4. Le Droit : le juriste Alain Supiot de conclure : “le bilan particulièrement désastreux de la privatisation [des] services […] comme l’électricité, le gaz, la poste, les autoroutes ou les chemins de fer, [qui] reposent sur un réseau technique unique à l’échelle du territoire, répondent à des besoins partagés par toute la population et dont la gestion et l’entretien s’inscrivent dans le temps long qui n’est pas celui, micro-conjoncturel, des marchés […], doit inciter à faire évoluer ces structures plutôt qu’à les privatiser.”
Ainsi c’est bien le cadre structurel (idéologique, économique, politique, socio-technique, juridique) dans lequel se déploit ces intentions de mener une “transition énergétique” de l’habitat juste et écologique, qui renforce la “précarité énergétique” et l’insécurité qui l’accompagne au cœur de cet espace symboliquement et matériellement précieux. Alors que l’habitat est ce lieu depuis lequel chacune et chacun est censé·e pouvoir se projeter avec sérénité vers l’extérieur, vers l’autre et vers l’avenir, l’équation semble, tant qu’on reste dans ces modalités d’action, insolvable… puisque ce qui paraît en réalité pêcher c’est à la fois :
- (a) l’échelle monumentale des infrastructures à transformer (et des investissements associés),
- (b) la déconnexion entre usages et perceptions (productions) de l’énergie,
- (c) la libéralisation et la privatisation du service de l’énergie, à l’œuvre depuis les années 1990 (voir à ce sujet l’appel pour un service public de l’énergie sous contrôle citoyen).

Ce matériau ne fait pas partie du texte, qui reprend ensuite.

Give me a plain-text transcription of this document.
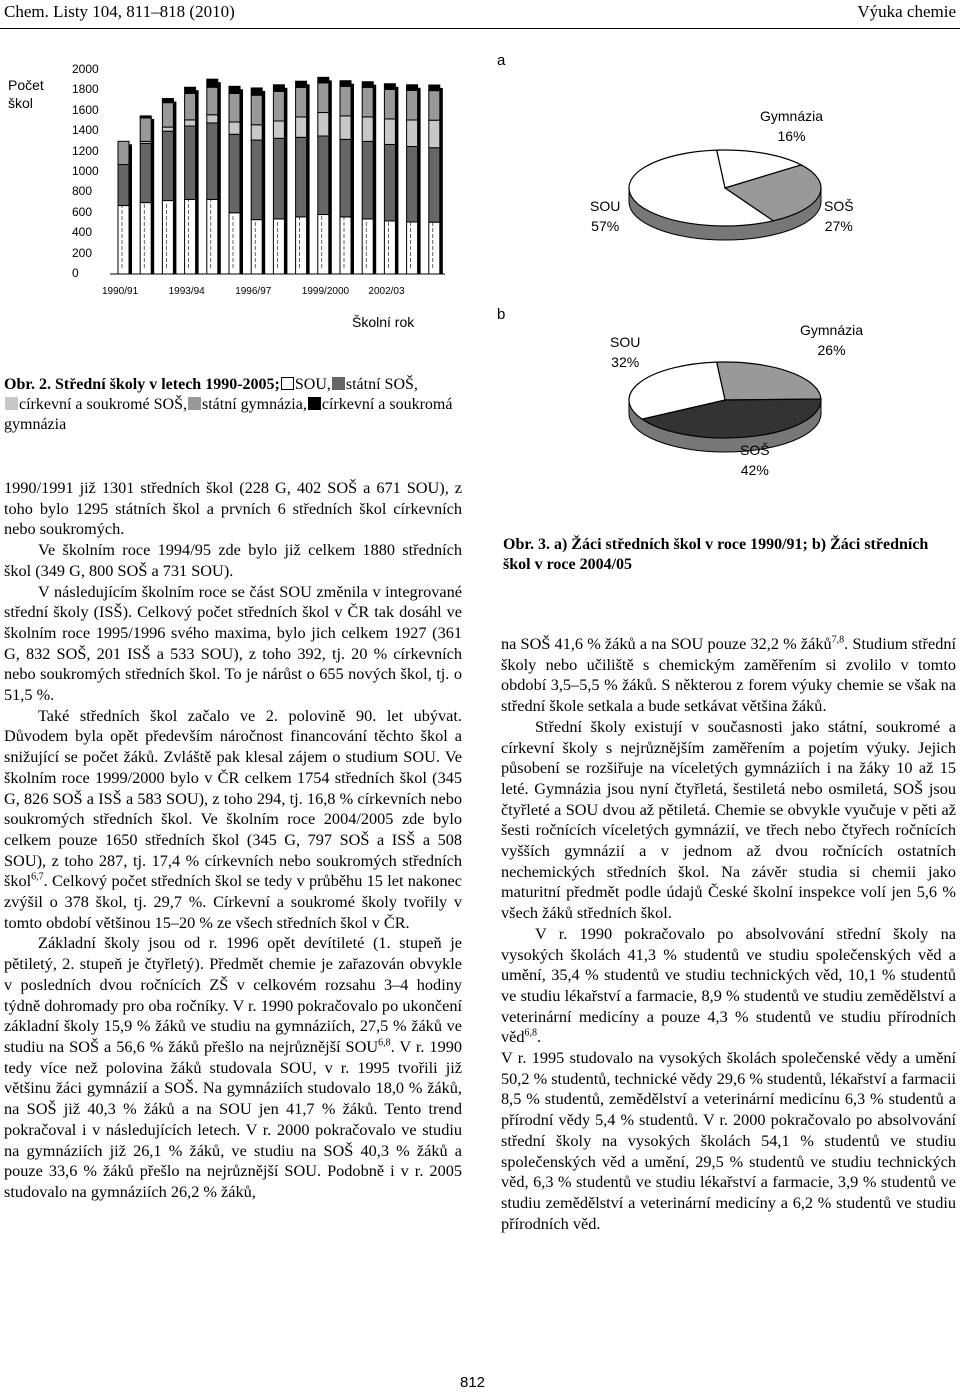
Chem. Listy 104, 811–818 (2010)	Výuka chemie
Počet
škol
0
200
400
600
800
1000
1200
1400
1600
1800
2000
1990/91	1993/94	1996/97	1999/2000 2002/03
Školní rok
Obr. 2. Střední školy v letech 1990-2005; SOU, státní SOŠ,
církevní a soukromé SOŠ, státní gymnázia, církevní a soukromá gymnázia
a
Gymnázia
16%
SOŠ
27%
SOU
57%
b
Gymnázia
26%
SOŠ
42%
SOU
32%
Obr. 3. a) Žáci středních škol v roce 1990/91; b) Žáci středních škol v roce 2004/05

1990/1991 již 1301 středních škol (228 G, 402 SOŠ a 671 SOU), z toho bylo 1295 státních škol a prvních 6 středních škol církevních nebo soukromých.

Ve školním roce 1994/95 zde bylo již celkem 1880 středních škol (349 G, 800 SOŠ a 731 SOU).

V následujícím školním roce se část SOU změnila v integrované střední školy (ISŠ). Celkový počet středních škol v ČR tak dosáhl ve školním roce 1995/1996 svého maxima, bylo jich celkem 1927 (361 G, 832 SOŠ, 201 ISŠ a 533 SOU), z toho 392, tj. 20 % církevních nebo soukromých středních škol. To je nárůst o 655 nových škol, tj. o 51,5 %.

Také středních škol začalo ve 2. polovině 90. let ubývat. Důvodem byla opět především náročnost financování těchto škol a snižující se počet žáků. Zvláště pak klesal zájem o studium SOU. Ve školním roce 1999/2000 bylo v ČR celkem 1754 středních škol (345 G, 826 SOŠ a ISŠ a 583 SOU), z toho 294, tj. 16,8 % církevních nebo soukromých středních škol. Ve školním roce 2004/2005 zde bylo celkem pouze 1650 středních škol (345 G, 797 SOŠ a ISŠ a 508 SOU), z toho 287, tj. 17,4 % církevních nebo soukromých středních škol$^{6,7}$. Celkový počet středních škol se tedy v průběhu 15 let nakonec zvýšil o 378 škol, tj. 29,7 %. Církevní a soukromé školy tvořily v tomto období většinou 15–20 % ze všech středních škol v ČR.

Základní školy jsou od r. 1996 opět devítileté (1. stupeň je pětiletý, 2. stupeň je čtyřletý). Předmět chemie je zařazován obvykle v posledních dvou ročnících ZŠ v celkovém rozsahu 3–4 hodiny týdně dohromady pro oba ročníky. V r. 1990 pokračovalo po ukončení základní školy 15,9 % žáků ve studiu na gymnáziích, 27,5 % žáků ve studiu na SOŠ a 56,6 % žáků přešlo na nejrůznější SOU$^{6,8}$. V r. 1990 tedy více než polovina žáků studovala SOU, v r. 1995 tvořili již většinu žáci gymnázií a SOŠ. Na gymnáziích studovalo 18,0 % žáků, na SOŠ již 40,3 % žáků a na SOU jen 41,7 % žáků. Tento trend pokračoval i v následujících letech. V r. 2000 pokračovalo ve studiu na gymnáziích již 26,1 % žáků, ve studiu na SOŠ 40,3 % žáků a pouze 33,6 % žáků přešlo na nejrůznější SOU. Podobně i v r. 2005 studovalo na gymnáziích 26,2 % žáků,

na SOŠ 41,6 % žáků a na SOU pouze 32,2 % žáků$^{7,8}$. Studium střední školy nebo učiliště s chemickým zaměřením si zvolilo v tomto období 3,5–5,5 % žáků. S některou z forem výuky chemie se však na střední škole setkala a bude setkávat většina žáků.

Střední školy existují v současnosti jako státní, soukromé a církevní školy s nejrůznějším zaměřením a pojetím výuky. Jejich působení se rozšiřuje na víceletých gymnáziích i na žáky 10 až 15 leté. Gymnázia jsou nyní čtyřletá, šestiletá nebo osmiletá, SOŠ jsou čtyřleté a SOU dvou až pětiletá. Chemie se obvykle vyučuje v pěti až šesti ročnících víceletých gymnázií, ve třech nebo čtyřech ročnících vyšších gymnázií a v jednom až dvou ročnících ostatních nechemických středních škol. Na závěr studia si chemii jako maturitní předmět podle údajů České školní inspekce volí jen 5,6 % všech žáků středních škol.

V r. 1990 pokračovalo po absolvování střední školy na vysokých školách 41,3 % studentů ve studiu společenských věd a umění, 35,4 % studentů ve studiu technických věd, 10,1 % studentů ve studiu lékařství a farmacie, 8,9 % studentů ve studiu zemědělství a veterinární medicíny a pouze 4,3 % studentů ve studiu přírodních věd$^{6,8}$.

V r. 1995 studovalo na vysokých školách společenské vědy a umění 50,2 % studentů, technické vědy 29,6 % studentů, lékařství a farmacii 8,5 % studentů, zemědělství a veterinární medicínu 6,3 % studentů a přírodní vědy 5,4 % studentů. V r. 2000 pokračovalo po absolvování střední školy na vysokých školách 54,1 % studentů ve studiu společenských věd a umění, 29,5 % studentů ve studiu technických věd, 6,3 % studentů ve studiu lékařství a farmacie, 3,9 % studentů ve studiu zemědělství a veterinární medicíny a 6,2 % studentů ve studiu přírodních věd.

812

2 - Une voie de sortie ”par le haut” : l’autonomie énergétique #
C’est seulement une fois arrivé à cette étape de l’analyse que se dessine — ou se renforce —, en miroir, une piste originale de sortie de cette crise structurelle de l’énergie. En effet, si l’on essayait, par l’imagination, d’agir sur ces dimensions plus profondes de la transition énergétique du bâtiment, alors une stratégie plus systémique pourrait relever :
- (a) d’une forme de relocalisation et de décentralisation de l’énergie, d’infrastructures plus simples et moins coûteuses ; ainsi revenue à une plus petite échelle, plus perceptible, plus maîtrisable…
- (b) d’un rapprochement essentiel entre consommation et production, d’une forme de réappropriation de nos usages de l’énergie ; produire pour consommer, en connaissance de cause, plutôt que l’inverse,
- (c) ainsi que d’un certain degré de réappropriation technique (donc politique) de nos modes d’action et de décision sur nos systèmes de chauffage, de reprise en main démocratique et citoyenne de la “maîtrise de l’énergie”, considérée comme une ressource commune essentielle,
Ne s’agit-il pas alors de favoriser la mise en œuvre à l’échelle collective d’une démarche low-tech dans le domaine des énergies dans les bâtiments ?

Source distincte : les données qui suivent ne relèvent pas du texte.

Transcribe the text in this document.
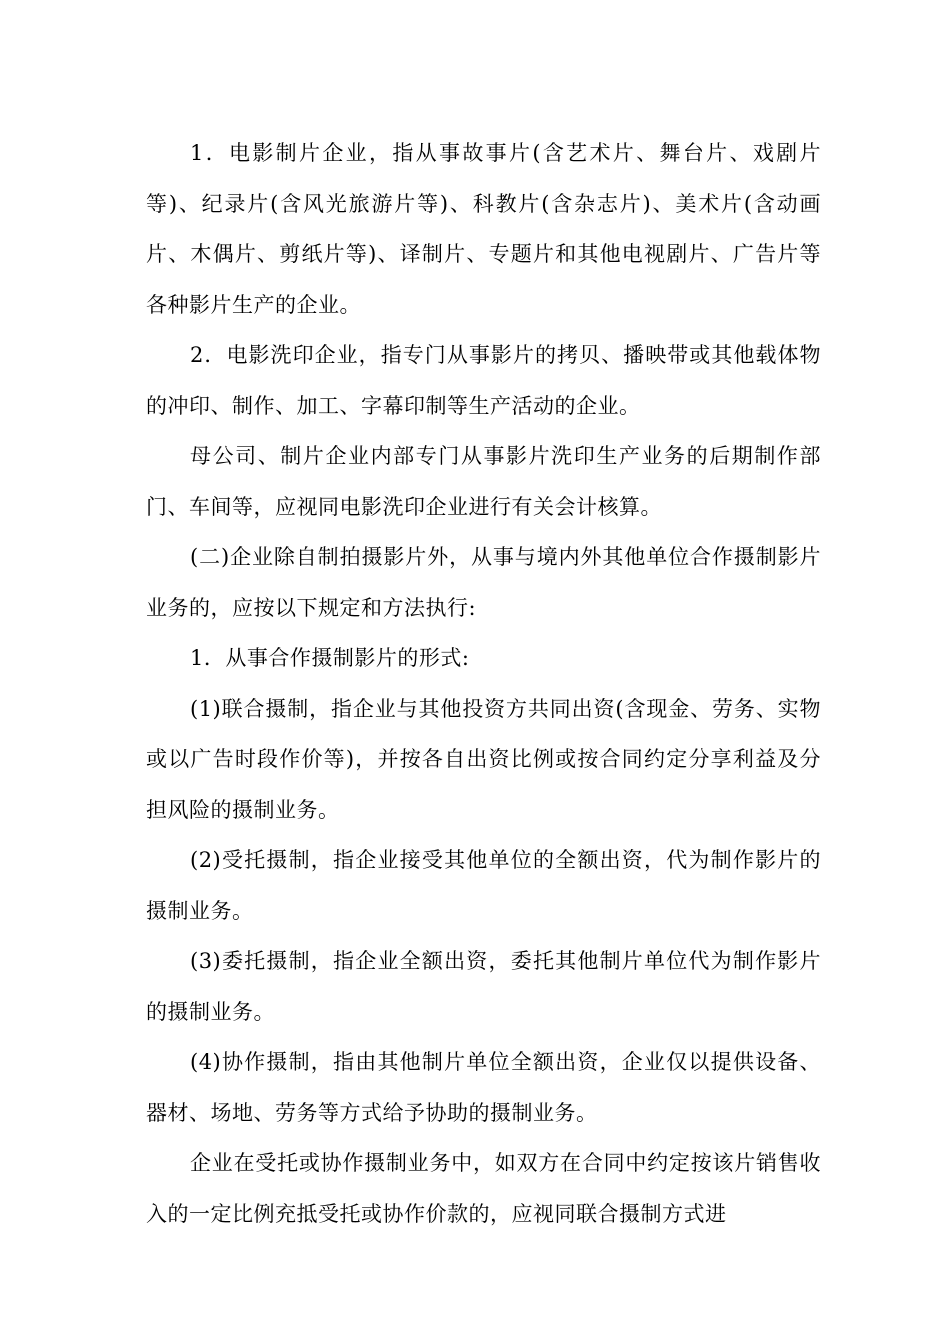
1．电影制片企业，指从事故事片(含艺术片、舞台片、戏剧片等)、纪录片(含风光旅游片等)、科教片(含杂志片)、美术片(含动画片、木偶片、剪纸片等)、译制片、专题片和其他电视剧片、广告片等各种影片生产的企业。

2．电影洗印企业，指专门从事影片的拷贝、播映带或其他载体物的冲印、制作、加工、字幕印制等生产活动的企业。

母公司、制片企业内部专门从事影片洗印生产业务的后期制作部门、车间等，应视同电影洗印企业进行有关会计核算。

(二)企业除自制拍摄影片外，从事与境内外其他单位合作摄制影片业务的，应按以下规定和方法执行:

1．从事合作摄制影片的形式:

(1)联合摄制，指企业与其他投资方共同出资(含现金、劳务、实物或以广告时段作价等)，并按各自出资比例或按合同约定分享利益及分担风险的摄制业务。

(2)受托摄制，指企业接受其他单位的全额出资，代为制作影片的摄制业务。

(3)委托摄制，指企业全额出资，委托其他制片单位代为制作影片的摄制业务。

(4)协作摄制，指由其他制片单位全额出资，企业仅以提供设备、器材、场地、劳务等方式给予协助的摄制业务。

企业在受托或协作摄制业务中，如双方在合同中约定按该片销售收入的一定比例充抵受托或协作价款的，应视同联合摄制方式进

Pour aller plus loin même, ne s’agit-il pas de se donner les moyens de sortir d’une certaine dépendance énergétique — vis à vis du réseau, vis à vis du marché, vis à vis de choix politiques court-termistes — en regagnant une forme d’autonomie énergétique ?
L’Autonomie énergétique pourrait-elle constituer le processus indispensable, la première étape nécessaire, à ce que chacune et chacun puisse se projeter dans une trajectoire de sobriété énergétique et in fine de transition énergétique ?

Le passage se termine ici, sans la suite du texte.